I would like to ask a question regarding the freqency of warning signals in the training and test data. The proportion of "ones" in the training data is about 0.02. Is it similar for the test data? By similar I mean a value in the range about +-0.01. I wonder if the organizers could give us a hint about it.
All the best,
the frequencies of 'warning' signals can be significantly different for different longwalls (the main working sites). As you might have noticed, some part of the test data corresponds to readings from longwalls that are not present in the available training sets. Moreover, the test part corresponds to a different period of time.
I cannot reveal any more information before the competition ends :-)
Best regards and good luck!
thanks for your reply.
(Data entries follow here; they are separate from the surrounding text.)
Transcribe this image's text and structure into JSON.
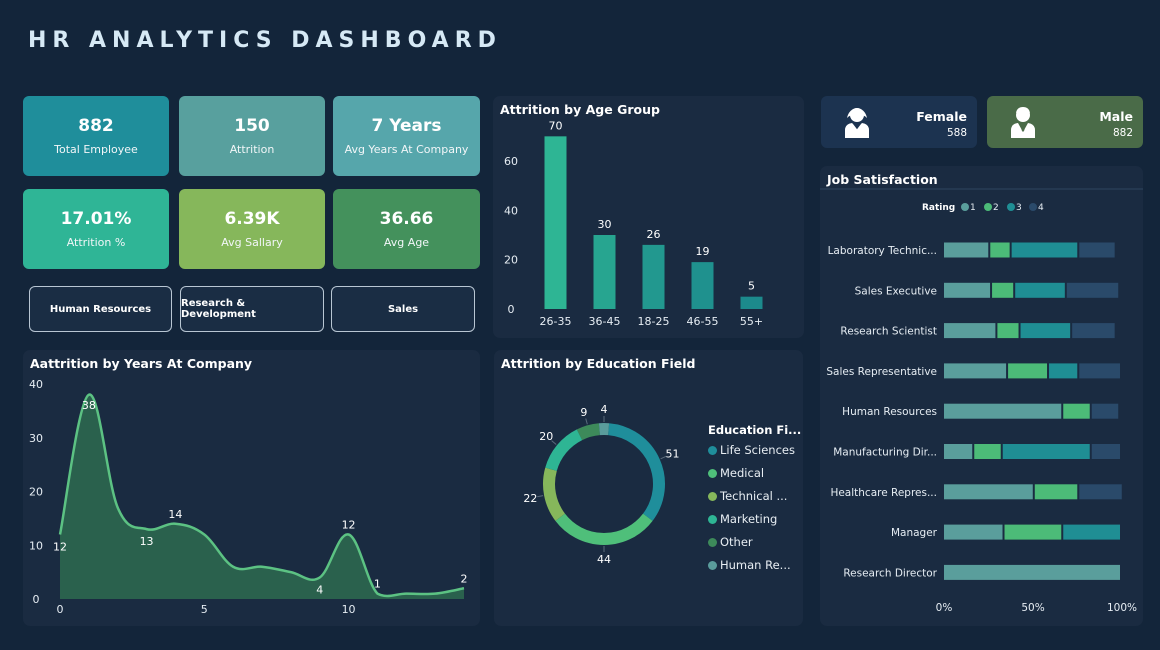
{
  "header": {
    "title": "HR ANALYTICS DASHBOARD"
  },
  "kpis": [
    {
      "value": "882",
      "label": "Total Employee",
      "color": "#1f8e9b"
    },
    {
      "value": "150",
      "label": "Attrition",
      "color": "#58a09e"
    },
    {
      "value": "7 Years",
      "label": "Avg Years At Company",
      "color": "#56a6ab"
    },
    {
      "value": "17.01%",
      "label": "Attrition %",
      "color": "#2fb596"
    },
    {
      "value": "6.39K",
      "label": "Avg Sallary",
      "color": "#86b75b"
    },
    {
      "value": "36.66",
      "label": "Avg Age",
      "color": "#44915c"
    }
  ],
  "departments": [
    "Human Resources",
    "Research & Development",
    "Sales"
  ],
  "gender": {
    "female": {
      "label": "Female",
      "value": "588",
      "color": "#1c3350"
    },
    "male": {
      "label": "Male",
      "value": "882",
      "color": "#4a6b48"
    }
  },
  "colors": {
    "background": "#13253a",
    "panel": "#1a2b41",
    "teal": "#1f8e8c",
    "green": "#4fbf7a",
    "aqua": "#2eb594",
    "line_green": "#5cc283"
  },
  "chart_data": [
    {
      "id": "age",
      "type": "bar",
      "title": "Attrition by Age Group",
      "categories": [
        "26-35",
        "36-45",
        "18-25",
        "46-55",
        "55+"
      ],
      "values": [
        70,
        30,
        26,
        19,
        5
      ],
      "yticks": [
        0,
        20,
        40,
        60
      ],
      "ylim": [
        0,
        75
      ],
      "bar_colors": [
        "#2eb594",
        "#27a590",
        "#22988f",
        "#1f918e",
        "#1c8a8c"
      ]
    },
    {
      "id": "years",
      "type": "area",
      "title": "Aattrition by Years At Company",
      "x": [
        0,
        1,
        2,
        3,
        4,
        5,
        6,
        7,
        8,
        9,
        10,
        11,
        12,
        13,
        14
      ],
      "values": [
        12,
        38,
        17,
        13,
        14,
        12,
        6,
        6,
        5,
        4,
        12,
        1,
        1,
        1,
        2
      ],
      "point_labels": [
        {
          "x": 0,
          "text": "12"
        },
        {
          "x": 1,
          "text": "38"
        },
        {
          "x": 3,
          "text": "13"
        },
        {
          "x": 4,
          "text": "14"
        },
        {
          "x": 9,
          "text": "4"
        },
        {
          "x": 10,
          "text": "12"
        },
        {
          "x": 11,
          "text": "1"
        },
        {
          "x": 14,
          "text": "2"
        }
      ],
      "xticks": [
        0,
        5,
        10
      ],
      "yticks": [
        0,
        10,
        20,
        30,
        40
      ],
      "xlim": [
        0,
        14
      ],
      "ylim": [
        0,
        40
      ]
    },
    {
      "id": "education",
      "type": "pie",
      "title": "Attrition by Education Field",
      "legend_title": "Education Fi...",
      "labels": [
        "Life Sciences",
        "Medical",
        "Technical ...",
        "Marketing",
        "Other",
        "Human Re..."
      ],
      "values": [
        51,
        44,
        22,
        20,
        9,
        4
      ],
      "colors": [
        "#1f8e9b",
        "#4fbf7a",
        "#86b75b",
        "#2eb594",
        "#3d8a5a",
        "#5a9c9c"
      ]
    },
    {
      "id": "satisfaction",
      "type": "bar",
      "title": "Job Satisfaction",
      "legend_title": "Rating",
      "series_names": [
        "1",
        "2",
        "3",
        "4"
      ],
      "series_colors": [
        "#5a9e9c",
        "#4cbb78",
        "#1f8e94",
        "#2a4a6a"
      ],
      "categories": [
        "Laboratory Technic...",
        "Sales Executive",
        "Research Scientist",
        "Sales Representative",
        "Human Resources",
        "Manufacturing Dir...",
        "Healthcare Repres...",
        "Manager",
        "Research Director"
      ],
      "shares": [
        [
          0.26,
          0.12,
          0.38,
          0.21
        ],
        [
          0.27,
          0.13,
          0.29,
          0.3
        ],
        [
          0.3,
          0.13,
          0.29,
          0.25
        ],
        [
          0.36,
          0.23,
          0.17,
          0.24
        ],
        [
          0.67,
          0.16,
          0.0,
          0.16
        ],
        [
          0.17,
          0.16,
          0.5,
          0.17
        ],
        [
          0.51,
          0.25,
          0.0,
          0.25
        ],
        [
          0.34,
          0.33,
          0.33,
          0.0
        ],
        [
          1.0,
          0.0,
          0.0,
          0.0
        ]
      ],
      "xticks": [
        "0%",
        "50%",
        "100%"
      ]
    }
  ]
}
Indeed, I formulated my question in a bit unfortunate way and it appears to unveil the properties of the testing data before the competition's end. Let me put it another way: what is the sampling procedure for test data? I understand that the test dataset covers different time (future) with respect to the training data. However, the observations in the test data are not aligned according to time as opposed to the observations in the training data (as Dymitr noted it in his previous question). How the observations were chosen to form test dataset?
Thank you in advance for any clarifications.
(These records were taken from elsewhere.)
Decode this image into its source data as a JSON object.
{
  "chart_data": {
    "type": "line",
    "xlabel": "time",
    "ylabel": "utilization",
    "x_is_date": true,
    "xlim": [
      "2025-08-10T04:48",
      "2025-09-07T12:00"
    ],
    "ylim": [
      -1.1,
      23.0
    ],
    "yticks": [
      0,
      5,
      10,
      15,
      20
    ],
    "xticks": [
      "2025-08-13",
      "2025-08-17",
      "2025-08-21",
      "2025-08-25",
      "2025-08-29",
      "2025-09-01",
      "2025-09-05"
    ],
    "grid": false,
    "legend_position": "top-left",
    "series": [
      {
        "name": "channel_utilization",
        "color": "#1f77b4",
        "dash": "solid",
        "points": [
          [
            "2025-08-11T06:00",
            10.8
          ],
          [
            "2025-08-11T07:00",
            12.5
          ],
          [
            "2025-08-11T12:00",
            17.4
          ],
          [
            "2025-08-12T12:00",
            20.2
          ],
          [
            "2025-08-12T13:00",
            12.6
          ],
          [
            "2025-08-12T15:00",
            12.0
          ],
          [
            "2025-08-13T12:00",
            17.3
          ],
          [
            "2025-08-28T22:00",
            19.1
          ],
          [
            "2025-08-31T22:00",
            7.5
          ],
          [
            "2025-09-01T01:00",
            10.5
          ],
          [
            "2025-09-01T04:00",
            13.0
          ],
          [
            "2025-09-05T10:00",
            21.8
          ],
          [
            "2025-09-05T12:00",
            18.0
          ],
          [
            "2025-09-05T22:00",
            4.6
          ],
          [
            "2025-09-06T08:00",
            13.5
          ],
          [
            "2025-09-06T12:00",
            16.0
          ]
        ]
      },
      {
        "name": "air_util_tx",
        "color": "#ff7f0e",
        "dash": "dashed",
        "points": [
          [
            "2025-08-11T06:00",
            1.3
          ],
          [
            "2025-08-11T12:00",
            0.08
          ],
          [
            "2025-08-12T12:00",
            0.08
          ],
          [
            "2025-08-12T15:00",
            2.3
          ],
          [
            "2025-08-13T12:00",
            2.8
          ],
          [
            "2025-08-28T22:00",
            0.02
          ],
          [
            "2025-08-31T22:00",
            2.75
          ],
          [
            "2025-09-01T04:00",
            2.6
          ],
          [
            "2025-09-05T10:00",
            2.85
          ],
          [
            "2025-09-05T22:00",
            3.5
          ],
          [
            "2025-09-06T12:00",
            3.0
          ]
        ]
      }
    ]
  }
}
For each of the main working sites the data from the test period were sampled from a uniform distribution and then all overlapping time series were removed. After that, all data were shuffled to hide relations between consecutive series.
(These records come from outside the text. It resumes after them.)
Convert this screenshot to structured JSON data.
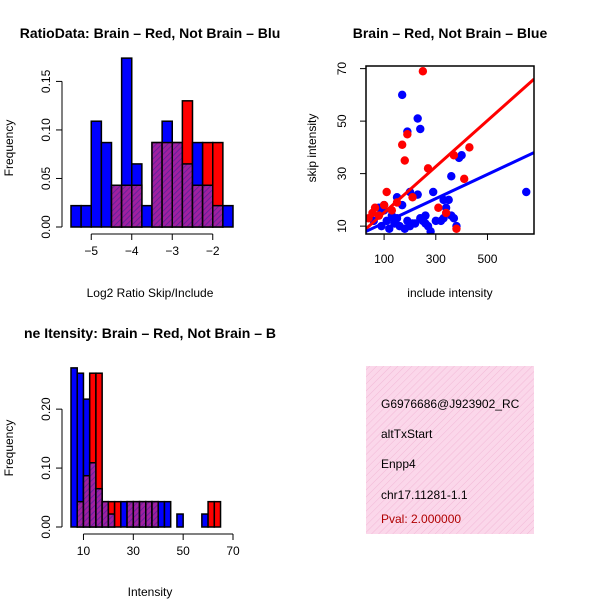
{
  "colors": {
    "brain": "#ff0000",
    "not_brain": "#0000ff",
    "overlap": "#a020a0",
    "overlap_hatch": "#6a2da0",
    "info_bg": "#fbd7ea",
    "pval_text": "#b00000"
  },
  "chart_data": [
    {
      "type": "bar",
      "title": "RatioData: Brain – Red, Not Brain – Blu",
      "xlabel": "Log2 Ratio Skip/Include",
      "ylabel": "Frequency",
      "xlim": [
        -5.5,
        -1.5
      ],
      "ylim": [
        0,
        0.17
      ],
      "bin_width": 0.25,
      "xticks": [
        -5,
        -4,
        -3,
        -2
      ],
      "yticks": [
        0.0,
        0.05,
        0.1,
        0.15
      ],
      "ytick_labels": [
        "0.00",
        "0.05",
        "0.10",
        "0.15"
      ],
      "bin_starts": [
        -5.5,
        -5.25,
        -5.0,
        -4.75,
        -4.5,
        -4.25,
        -4.0,
        -3.75,
        -3.5,
        -3.25,
        -3.0,
        -2.75,
        -2.5,
        -2.25,
        -2.0,
        -1.75
      ],
      "series": [
        {
          "name": "Not Brain",
          "color": "blue",
          "values": [
            0.022,
            0.022,
            0.109,
            0.087,
            0.043,
            0.174,
            0.065,
            0.022,
            0.087,
            0.109,
            0.087,
            0.065,
            0.087,
            0.043,
            0.022,
            0.022
          ]
        },
        {
          "name": "Brain",
          "color": "red",
          "values": [
            0,
            0,
            0,
            0,
            0.043,
            0.043,
            0.043,
            0,
            0.087,
            0.087,
            0.087,
            0.13,
            0.043,
            0.087,
            0.087,
            0
          ]
        }
      ]
    },
    {
      "type": "scatter",
      "title": "Brain – Red, Not Brain – Blue",
      "xlabel": "include intensity",
      "ylabel": "skip intensity",
      "xlim": [
        30,
        680
      ],
      "ylim": [
        7,
        71
      ],
      "xticks": [
        100,
        300,
        500
      ],
      "yticks": [
        10,
        30,
        50,
        70
      ],
      "series": [
        {
          "name": "Not Brain",
          "color": "blue",
          "x": [
            60,
            80,
            90,
            100,
            110,
            120,
            130,
            140,
            150,
            160,
            170,
            180,
            190,
            200,
            200,
            210,
            220,
            230,
            240,
            250,
            260,
            270,
            280,
            290,
            300,
            320,
            330,
            340,
            350,
            360,
            370,
            380,
            390,
            400,
            170,
            230,
            240,
            190,
            330,
            650,
            100,
            150,
            260,
            360
          ],
          "y": [
            12,
            17,
            10,
            16,
            12,
            9,
            14,
            11,
            13,
            10,
            60,
            9,
            12,
            23,
            10,
            11,
            11,
            51,
            13,
            12,
            14,
            10,
            8,
            23,
            12,
            12,
            13,
            17,
            20,
            14,
            13,
            10,
            36,
            37,
            18,
            22,
            47,
            46,
            20,
            23,
            18,
            21,
            11,
            29
          ]
        },
        {
          "name": "Brain",
          "color": "red",
          "x": [
            40,
            55,
            65,
            80,
            100,
            110,
            130,
            150,
            170,
            180,
            190,
            210,
            250,
            270,
            310,
            340,
            370,
            380,
            410,
            430
          ],
          "y": [
            13,
            15,
            17,
            14,
            18,
            23,
            16,
            19,
            41,
            35,
            45,
            21,
            69,
            32,
            17,
            15,
            37,
            9,
            28,
            40
          ]
        }
      ],
      "fit_lines": [
        {
          "name": "Brain",
          "color": "red",
          "x": [
            30,
            680
          ],
          "y": [
            9,
            66
          ]
        },
        {
          "name": "Not Brain",
          "color": "blue",
          "x": [
            30,
            680
          ],
          "y": [
            8,
            38
          ]
        }
      ]
    },
    {
      "type": "bar",
      "title": "ne Itensity: Brain – Red, Not Brain – B",
      "xlabel": "Intensity",
      "ylabel": "Frequency",
      "xlim": [
        5,
        70
      ],
      "ylim": [
        0,
        0.28
      ],
      "bin_width": 2.5,
      "xticks": [
        10,
        30,
        50,
        70
      ],
      "yticks": [
        0.0,
        0.1,
        0.2
      ],
      "ytick_labels": [
        "0.00",
        "0.10",
        "0.20"
      ],
      "bin_starts": [
        5,
        7.5,
        10,
        12.5,
        15,
        17.5,
        20,
        22.5,
        25,
        27.5,
        30,
        32.5,
        35,
        37.5,
        40,
        42.5,
        45,
        47.5,
        50,
        52.5,
        55,
        57.5,
        60,
        62.5,
        65,
        67.5
      ],
      "series": [
        {
          "name": "Not Brain",
          "color": "blue",
          "values": [
            0.27,
            0.261,
            0.217,
            0.109,
            0.065,
            0.043,
            0.022,
            0,
            0.043,
            0.043,
            0.043,
            0.043,
            0.043,
            0.043,
            0.043,
            0.043,
            0,
            0.022,
            0,
            0,
            0,
            0.022,
            0,
            0,
            0,
            0
          ]
        },
        {
          "name": "Brain",
          "color": "red",
          "values": [
            0,
            0.043,
            0.087,
            0.261,
            0.261,
            0.043,
            0.043,
            0.043,
            0,
            0.043,
            0.043,
            0.043,
            0.043,
            0.043,
            0,
            0,
            0,
            0,
            0,
            0,
            0,
            0,
            0.043,
            0.043,
            0,
            0
          ]
        }
      ]
    }
  ],
  "info_box": {
    "lines": [
      "G6976686@J923902_RC",
      "altTxStart",
      "Enpp4",
      "chr17.11281-1.1"
    ],
    "pval": "Pval: 2.000000"
  }
}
Andrzej, could you please elaborate on this? As far as I understood that for a main working site with id = x you are given a number of consecutive observations (time series). Then, you sample at random (uniformly) observations and include them in the test set. What does it mean that time series are overlapping (for removal)?
The final step is to shuffle the data to hide temporal relations.
Moreover, I would like to ask if there is any particular procedure for choosing main working sites for test data (apart from the fact that there should be a few new sites as compared to the training data).
We used all main working sites for which we had data corresponding to the test period. Some of the main working site IDs which are present in the training data does not appear in the test set simply because they were not explored in that time (they were already depleted).
Regarding to overlapping time series - each data record is associated with a 32 hour long period of time (24 hourly readings + next 8 hours corresponding to the target value). By non-overlapping time series I meant records for which those periods do not overlap.
I hope that it clarifies everything.